Das Bild, das sich den Besu­chern im Dach­saal der Wie­ner Ura­nia bot, war unge­wöhn­lich: auf der einen Seite ein Pult mit den Dis­ku­tan­ten Johan­nes Stein­hart (Kuri­en­ob­mann der nie­der­ge­las­se­nen Ärzte in Wien) und Nor­bert Jachi­mo­wicz (Kuri­en­ob­mann­stell­ver­tre­ter) und Dis­kus­si­ons­lei­te­rin Irm­gard Bayer, auf der ande­ren Seite drei leere Ses­sel mit Bil­dern von WGKK-Obfrau Ingrid Rei­schl, Gene­ral­di­rek­tor Ste­fan Vla­sich (SVA) und dem stell­ver­tre­ten­den Gene­ral­di­rek­tor Chris­toph Klein (Haupt­ver­band).
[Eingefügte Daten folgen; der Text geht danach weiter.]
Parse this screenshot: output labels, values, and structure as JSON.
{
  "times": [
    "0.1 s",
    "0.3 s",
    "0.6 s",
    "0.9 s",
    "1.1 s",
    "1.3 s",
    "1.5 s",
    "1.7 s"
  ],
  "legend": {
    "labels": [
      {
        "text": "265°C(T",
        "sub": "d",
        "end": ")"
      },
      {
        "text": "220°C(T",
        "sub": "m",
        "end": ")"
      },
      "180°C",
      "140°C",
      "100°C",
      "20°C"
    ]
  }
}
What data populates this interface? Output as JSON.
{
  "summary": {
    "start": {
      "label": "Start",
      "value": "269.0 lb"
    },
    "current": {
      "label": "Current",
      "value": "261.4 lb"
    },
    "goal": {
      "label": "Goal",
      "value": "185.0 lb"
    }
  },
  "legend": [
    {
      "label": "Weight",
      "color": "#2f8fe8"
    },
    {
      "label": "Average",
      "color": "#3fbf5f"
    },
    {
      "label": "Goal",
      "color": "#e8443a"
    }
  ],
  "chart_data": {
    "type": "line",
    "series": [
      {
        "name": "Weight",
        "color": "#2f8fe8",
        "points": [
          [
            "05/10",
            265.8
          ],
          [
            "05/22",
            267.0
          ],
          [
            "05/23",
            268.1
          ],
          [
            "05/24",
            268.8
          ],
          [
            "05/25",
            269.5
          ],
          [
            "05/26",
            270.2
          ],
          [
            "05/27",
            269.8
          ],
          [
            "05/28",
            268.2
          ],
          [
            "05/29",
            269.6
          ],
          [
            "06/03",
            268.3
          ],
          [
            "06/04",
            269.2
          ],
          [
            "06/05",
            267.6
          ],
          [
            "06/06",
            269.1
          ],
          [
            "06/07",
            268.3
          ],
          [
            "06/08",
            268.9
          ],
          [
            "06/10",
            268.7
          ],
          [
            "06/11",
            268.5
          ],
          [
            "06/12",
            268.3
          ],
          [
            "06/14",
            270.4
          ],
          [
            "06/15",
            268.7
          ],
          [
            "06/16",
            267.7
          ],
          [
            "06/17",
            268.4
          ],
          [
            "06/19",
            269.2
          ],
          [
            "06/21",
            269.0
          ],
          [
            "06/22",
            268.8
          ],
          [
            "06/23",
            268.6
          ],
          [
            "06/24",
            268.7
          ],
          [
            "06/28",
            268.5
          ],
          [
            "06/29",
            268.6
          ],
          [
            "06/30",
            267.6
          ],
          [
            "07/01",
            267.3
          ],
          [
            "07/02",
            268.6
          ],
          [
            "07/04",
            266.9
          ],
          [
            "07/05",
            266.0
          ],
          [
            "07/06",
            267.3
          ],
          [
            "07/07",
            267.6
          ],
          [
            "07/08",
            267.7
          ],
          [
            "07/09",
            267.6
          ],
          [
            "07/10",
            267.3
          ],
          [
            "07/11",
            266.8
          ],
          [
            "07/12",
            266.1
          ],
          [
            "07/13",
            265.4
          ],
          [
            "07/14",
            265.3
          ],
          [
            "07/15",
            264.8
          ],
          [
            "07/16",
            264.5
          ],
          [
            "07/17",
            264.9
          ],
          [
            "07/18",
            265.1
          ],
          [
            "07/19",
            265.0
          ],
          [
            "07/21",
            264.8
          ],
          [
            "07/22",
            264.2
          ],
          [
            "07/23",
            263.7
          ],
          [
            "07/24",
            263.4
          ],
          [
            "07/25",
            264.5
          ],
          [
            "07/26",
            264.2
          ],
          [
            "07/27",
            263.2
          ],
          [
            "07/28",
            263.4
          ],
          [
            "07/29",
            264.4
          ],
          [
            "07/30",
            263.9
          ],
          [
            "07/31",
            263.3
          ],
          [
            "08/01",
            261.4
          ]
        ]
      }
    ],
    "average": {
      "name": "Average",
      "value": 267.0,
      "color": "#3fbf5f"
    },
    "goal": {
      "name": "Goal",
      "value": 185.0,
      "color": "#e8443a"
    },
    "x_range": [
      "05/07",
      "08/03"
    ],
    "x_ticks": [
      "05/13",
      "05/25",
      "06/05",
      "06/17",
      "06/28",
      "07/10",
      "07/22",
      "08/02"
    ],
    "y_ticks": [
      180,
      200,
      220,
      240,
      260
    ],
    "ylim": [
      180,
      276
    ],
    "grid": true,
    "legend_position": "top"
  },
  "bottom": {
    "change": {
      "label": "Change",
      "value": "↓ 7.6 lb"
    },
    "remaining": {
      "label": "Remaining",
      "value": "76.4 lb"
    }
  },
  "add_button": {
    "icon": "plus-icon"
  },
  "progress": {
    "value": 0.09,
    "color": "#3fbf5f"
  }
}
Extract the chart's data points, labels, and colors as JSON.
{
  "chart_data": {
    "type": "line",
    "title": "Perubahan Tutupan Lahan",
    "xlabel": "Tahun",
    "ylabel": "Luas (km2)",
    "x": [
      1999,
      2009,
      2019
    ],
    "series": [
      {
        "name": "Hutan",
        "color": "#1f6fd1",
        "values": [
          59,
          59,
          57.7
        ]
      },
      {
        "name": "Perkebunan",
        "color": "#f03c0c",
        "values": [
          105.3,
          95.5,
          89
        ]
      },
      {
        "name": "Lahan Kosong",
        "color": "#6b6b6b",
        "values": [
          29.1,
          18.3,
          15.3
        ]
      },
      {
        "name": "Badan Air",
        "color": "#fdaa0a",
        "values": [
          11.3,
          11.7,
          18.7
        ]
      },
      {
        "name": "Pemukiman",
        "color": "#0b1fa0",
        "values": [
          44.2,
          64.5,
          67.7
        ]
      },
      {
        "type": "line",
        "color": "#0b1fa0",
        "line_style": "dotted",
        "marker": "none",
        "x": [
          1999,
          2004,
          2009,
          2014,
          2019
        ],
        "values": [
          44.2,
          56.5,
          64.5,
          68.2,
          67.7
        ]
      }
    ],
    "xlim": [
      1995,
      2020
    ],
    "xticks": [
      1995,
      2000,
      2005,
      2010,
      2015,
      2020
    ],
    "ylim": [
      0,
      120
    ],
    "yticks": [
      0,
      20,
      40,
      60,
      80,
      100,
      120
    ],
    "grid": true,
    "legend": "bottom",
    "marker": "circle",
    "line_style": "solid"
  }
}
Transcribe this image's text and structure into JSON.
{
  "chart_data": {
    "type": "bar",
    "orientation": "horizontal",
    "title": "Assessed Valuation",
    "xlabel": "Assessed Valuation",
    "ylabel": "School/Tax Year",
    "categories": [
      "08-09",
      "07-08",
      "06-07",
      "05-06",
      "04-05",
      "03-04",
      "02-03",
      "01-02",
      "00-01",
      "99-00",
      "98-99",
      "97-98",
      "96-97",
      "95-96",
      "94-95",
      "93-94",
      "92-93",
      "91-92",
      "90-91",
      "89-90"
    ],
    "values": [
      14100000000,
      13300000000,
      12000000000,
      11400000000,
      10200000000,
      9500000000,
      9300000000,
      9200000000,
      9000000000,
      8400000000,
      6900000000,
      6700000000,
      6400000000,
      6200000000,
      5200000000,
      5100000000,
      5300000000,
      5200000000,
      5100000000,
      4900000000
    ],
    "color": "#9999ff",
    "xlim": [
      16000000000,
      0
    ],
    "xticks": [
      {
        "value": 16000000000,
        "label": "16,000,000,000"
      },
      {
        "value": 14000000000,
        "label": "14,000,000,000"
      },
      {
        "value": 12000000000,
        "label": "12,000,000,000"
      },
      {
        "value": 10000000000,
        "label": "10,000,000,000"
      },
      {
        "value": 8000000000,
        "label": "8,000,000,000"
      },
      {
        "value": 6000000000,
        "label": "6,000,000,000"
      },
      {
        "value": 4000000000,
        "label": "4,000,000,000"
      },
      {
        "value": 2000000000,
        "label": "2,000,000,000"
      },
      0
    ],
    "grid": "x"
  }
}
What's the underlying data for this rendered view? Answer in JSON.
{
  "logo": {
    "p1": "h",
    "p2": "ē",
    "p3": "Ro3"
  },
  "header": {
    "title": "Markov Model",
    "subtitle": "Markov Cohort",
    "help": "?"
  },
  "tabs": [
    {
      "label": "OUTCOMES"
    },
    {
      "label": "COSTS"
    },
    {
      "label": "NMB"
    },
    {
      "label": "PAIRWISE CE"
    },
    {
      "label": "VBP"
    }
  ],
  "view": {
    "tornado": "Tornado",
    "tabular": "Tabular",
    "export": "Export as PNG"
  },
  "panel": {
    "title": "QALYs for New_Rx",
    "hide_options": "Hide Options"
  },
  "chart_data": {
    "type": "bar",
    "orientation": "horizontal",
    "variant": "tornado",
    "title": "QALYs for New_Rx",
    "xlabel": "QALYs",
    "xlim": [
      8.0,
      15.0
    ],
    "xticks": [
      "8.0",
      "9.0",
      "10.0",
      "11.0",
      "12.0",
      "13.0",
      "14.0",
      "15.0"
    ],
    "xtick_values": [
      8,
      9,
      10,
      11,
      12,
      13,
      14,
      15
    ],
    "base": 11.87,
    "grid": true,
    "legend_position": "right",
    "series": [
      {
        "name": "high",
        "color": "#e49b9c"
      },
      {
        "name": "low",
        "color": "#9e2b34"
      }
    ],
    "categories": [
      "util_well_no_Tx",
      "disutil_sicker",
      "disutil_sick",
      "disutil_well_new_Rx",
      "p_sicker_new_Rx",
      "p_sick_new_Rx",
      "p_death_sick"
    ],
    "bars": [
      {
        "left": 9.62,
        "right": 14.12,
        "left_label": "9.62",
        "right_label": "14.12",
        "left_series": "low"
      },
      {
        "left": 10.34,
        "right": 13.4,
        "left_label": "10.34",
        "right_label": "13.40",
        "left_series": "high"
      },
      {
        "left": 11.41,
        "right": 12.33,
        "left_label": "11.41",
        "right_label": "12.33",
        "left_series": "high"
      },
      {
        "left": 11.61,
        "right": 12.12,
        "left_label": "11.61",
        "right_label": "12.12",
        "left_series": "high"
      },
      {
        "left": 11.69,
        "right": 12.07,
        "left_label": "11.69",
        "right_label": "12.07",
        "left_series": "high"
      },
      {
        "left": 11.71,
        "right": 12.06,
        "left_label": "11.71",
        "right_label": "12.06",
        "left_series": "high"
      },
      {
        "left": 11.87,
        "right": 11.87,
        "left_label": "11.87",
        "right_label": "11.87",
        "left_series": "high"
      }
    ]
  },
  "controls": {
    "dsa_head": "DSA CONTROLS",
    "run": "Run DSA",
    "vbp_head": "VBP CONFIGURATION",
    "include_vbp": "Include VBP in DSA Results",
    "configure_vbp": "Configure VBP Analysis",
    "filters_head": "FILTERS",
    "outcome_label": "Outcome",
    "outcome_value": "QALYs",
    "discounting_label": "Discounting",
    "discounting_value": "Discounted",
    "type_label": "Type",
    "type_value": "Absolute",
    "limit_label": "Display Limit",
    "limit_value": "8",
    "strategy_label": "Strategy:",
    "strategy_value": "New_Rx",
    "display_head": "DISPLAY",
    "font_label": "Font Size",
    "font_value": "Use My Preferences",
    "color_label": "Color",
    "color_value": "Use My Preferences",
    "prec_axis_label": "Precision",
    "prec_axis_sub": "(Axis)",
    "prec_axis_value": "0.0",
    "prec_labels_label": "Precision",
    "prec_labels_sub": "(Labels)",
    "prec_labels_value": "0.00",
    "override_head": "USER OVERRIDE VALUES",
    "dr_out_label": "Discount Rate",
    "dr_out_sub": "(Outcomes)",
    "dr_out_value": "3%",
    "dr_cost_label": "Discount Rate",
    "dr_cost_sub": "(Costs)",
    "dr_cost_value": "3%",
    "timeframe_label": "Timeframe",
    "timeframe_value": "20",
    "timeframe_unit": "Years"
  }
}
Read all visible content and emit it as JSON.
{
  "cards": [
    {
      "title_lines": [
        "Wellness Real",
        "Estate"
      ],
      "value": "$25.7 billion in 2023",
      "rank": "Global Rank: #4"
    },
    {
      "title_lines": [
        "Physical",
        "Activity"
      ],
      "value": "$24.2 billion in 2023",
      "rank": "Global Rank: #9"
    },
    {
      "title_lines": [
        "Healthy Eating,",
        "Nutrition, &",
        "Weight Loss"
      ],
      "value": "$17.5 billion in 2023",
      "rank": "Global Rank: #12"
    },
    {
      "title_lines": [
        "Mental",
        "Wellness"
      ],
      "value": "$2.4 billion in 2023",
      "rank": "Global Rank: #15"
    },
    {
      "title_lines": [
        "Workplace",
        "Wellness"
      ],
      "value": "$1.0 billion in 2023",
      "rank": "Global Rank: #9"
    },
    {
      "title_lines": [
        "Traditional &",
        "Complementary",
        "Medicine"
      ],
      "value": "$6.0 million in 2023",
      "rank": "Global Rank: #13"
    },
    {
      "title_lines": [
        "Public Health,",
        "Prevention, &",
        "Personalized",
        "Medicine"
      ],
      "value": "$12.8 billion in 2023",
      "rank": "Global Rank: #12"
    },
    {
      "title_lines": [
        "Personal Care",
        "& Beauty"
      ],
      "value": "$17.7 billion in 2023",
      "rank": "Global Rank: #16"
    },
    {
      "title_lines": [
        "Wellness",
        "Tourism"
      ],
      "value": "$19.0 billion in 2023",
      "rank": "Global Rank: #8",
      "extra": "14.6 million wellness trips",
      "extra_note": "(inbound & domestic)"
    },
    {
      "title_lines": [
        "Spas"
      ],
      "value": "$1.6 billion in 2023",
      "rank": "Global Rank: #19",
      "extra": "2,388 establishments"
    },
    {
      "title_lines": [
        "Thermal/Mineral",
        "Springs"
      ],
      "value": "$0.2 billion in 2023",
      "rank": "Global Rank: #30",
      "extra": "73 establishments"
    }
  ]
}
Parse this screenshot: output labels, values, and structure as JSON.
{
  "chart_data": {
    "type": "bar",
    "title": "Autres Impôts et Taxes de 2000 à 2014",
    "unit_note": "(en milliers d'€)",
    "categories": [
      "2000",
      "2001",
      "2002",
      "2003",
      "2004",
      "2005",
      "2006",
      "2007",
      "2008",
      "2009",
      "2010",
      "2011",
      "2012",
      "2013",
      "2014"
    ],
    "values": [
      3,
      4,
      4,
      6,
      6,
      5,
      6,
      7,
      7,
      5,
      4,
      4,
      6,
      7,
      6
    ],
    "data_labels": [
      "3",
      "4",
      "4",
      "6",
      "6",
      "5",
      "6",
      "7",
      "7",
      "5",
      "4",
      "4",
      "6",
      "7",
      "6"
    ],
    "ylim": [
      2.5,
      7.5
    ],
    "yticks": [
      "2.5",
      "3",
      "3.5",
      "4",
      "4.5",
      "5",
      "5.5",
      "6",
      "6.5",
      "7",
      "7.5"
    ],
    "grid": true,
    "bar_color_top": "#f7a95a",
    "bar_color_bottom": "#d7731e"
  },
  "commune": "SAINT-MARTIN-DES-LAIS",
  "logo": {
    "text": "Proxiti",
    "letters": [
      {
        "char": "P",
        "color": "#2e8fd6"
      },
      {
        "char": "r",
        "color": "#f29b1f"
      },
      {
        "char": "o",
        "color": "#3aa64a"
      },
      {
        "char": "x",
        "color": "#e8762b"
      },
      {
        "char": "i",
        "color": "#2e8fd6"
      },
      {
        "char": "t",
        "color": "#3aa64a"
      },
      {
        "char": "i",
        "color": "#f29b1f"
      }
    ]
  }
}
Die drei Bil­der stan­den stell­ver­tre­tend für alle Per­sön­lich­kei­ten aus Poli­tik, Wirt­schaft und Sozi­al­ver­si­che­rung, die von der Ärz­te­schaft zu einer offe­nen Aus­spra­che ein­ge­la­den wor­den waren, aber abge­sagt hat­ten, zum Teil erst im letz­ten Augen­blick. Stein­hart dazu: „Wir wis­sen nicht, warum sie sich dem Gespräch ent­zo­gen haben: War es Arro­ganz oder Angst?“ Aller­dings wurde nach den Erläu­te­run­gen von Stein­hart und Jachi­mo­wicz rasch klar, warum die Ver­ant­wort­li­chen eine offene Dis­kus­sion scheu­ten. Denn da wurde nur zu deut­lich das Maß an Ver­säum­nis­sen, Fehl­ein­schät­zun­gen und man­geln­dem Durch­set­zungs­ver­mö­gen in der Gesund­heits­po­li­tik dargestellt. 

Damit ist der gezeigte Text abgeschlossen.